Don't begrudge vibe coding

All AI-assisted coding exists on a spectrum from vibe coding to precision coding.

Vibe coding turns up the convenience dial to 100: you accept whatever code AI generates, "fully give in to the vibes, embrace exponentials, and forget that the code even exists." (Karpathy)

We might call the opposite of vibe coding, precision coding: you make pointed changes and review every single line of generated code. Here, you care a lot about control.

We don’t have to sacrifice implementation control for vibe coding. Good interfaces let these modes complement each other. Let’s look at a few examples.

Natural language code with visual edits

One of the most enjoyable parts of vibe coding is describing a user interface in natural language and watching a model get close to your intended output. A natural next step is to make precise adjustments to sizes, colors, content, and styling of any element on the page. Visual editing is an intuitive way to do this.

Lovable’s implementation is particularly notable. Rather than just providing code that developers must then manually edit, Lovable lets you use vibe code what you want, and then visually refine the implementation. For frontend programming, this tight feedback loop between vibe-coding and precise visual edits lets you iterate really fast.

Declarative natural language programming

Open-ended natural language coding is trending towards declarative programming. This is another sweet spot between vibe-coding and precision-coding. Instead of open-ended prompts, you'd describe what you want using different categories of fine-grained constraints. Say you're building an analytics app in React, you'd want to specify detailed instructions like:

  • Functional requirements: Fetch user analytics data from /api/analytics, display a line chart showing daily active users over the past 30 days, and include a date range selector
  • Technical constraints: Implement client-side caching to reduce API calls
  • Performance criteria: Load in under 200ms on average connections
  • Compliance requirements:  Follow our accessibility guidelines (WCAG AA)
  • Integration boundaries: Use only our existing component library for UI elements
  • Graceful degradation: Fall back gracefully when the API is unavailable

You’re specific enough to get high-quality output from models, but you delegate implementation to a programming assistant and “forget that the code even exists”.

This level of specificity typically exists in some PRD or tech spec, documents we've traditionally thought of as ancillary to software engineering. In a declarative paradigm, PRDs and tech specs become primary artifacts of building software. Coding becomes task specification: precise specs, fully-generated outputs.

Multiple-choice coding

Another promising approach is multiple-choice coding. You vibe code multiple implementations with AI and make a final selection based on your judgment. This lets you more easily hash out things like memory usage, performance, and maintainability.

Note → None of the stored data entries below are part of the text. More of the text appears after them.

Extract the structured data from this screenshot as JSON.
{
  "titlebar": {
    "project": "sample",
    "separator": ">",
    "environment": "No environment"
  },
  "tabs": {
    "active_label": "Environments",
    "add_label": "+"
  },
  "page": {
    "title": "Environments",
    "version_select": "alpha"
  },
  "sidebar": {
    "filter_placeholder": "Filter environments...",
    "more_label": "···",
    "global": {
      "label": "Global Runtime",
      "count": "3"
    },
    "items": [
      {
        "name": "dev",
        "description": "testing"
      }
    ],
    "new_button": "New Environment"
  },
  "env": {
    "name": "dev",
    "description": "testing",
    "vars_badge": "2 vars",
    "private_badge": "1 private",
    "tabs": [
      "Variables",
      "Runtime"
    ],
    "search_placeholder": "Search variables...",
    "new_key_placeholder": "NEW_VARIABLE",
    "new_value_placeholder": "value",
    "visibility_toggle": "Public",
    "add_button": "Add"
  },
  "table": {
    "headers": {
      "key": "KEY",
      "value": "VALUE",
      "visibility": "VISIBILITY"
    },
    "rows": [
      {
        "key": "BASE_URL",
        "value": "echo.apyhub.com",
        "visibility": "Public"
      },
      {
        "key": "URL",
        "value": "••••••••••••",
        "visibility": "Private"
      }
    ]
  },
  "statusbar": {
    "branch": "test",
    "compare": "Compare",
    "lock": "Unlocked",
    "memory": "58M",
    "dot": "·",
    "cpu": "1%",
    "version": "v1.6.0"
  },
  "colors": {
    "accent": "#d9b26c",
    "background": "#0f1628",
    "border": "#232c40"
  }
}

I often do a hacky version of this with Cline. I'll ask for alternative solutions rather than accept the first generated solution. I’ll admit, it’s not easy with current IDEs designed around a single linear implementation path. You end up having to visualize the relationships between different approaches with some combo of CMD-Z and switching tabs. The ideal interface for multiple-choice coding would be something like a mind map or spatial canvas that makes it easy to hold multiple implementation strategies in your head simultaneously.

Don’t begrudge vibe coding

Most critiques of vibe coding I’ve heard make it seem like it has no place in real-world engineering. In reality, it’s just a mode you use when helpful.

Effective AI-assisted coding is fluid. We constantly shift between vibe coding and precision coding depending on the task at hand. You might use natural language to rapidly prototype a component (vibe), then visually fine-tune its layout (precision), before asking the AI to optimize its performance (vibe again). The key question isn't how much control to surrender, but which parts of the development process to delegate to AI and which to handle personally.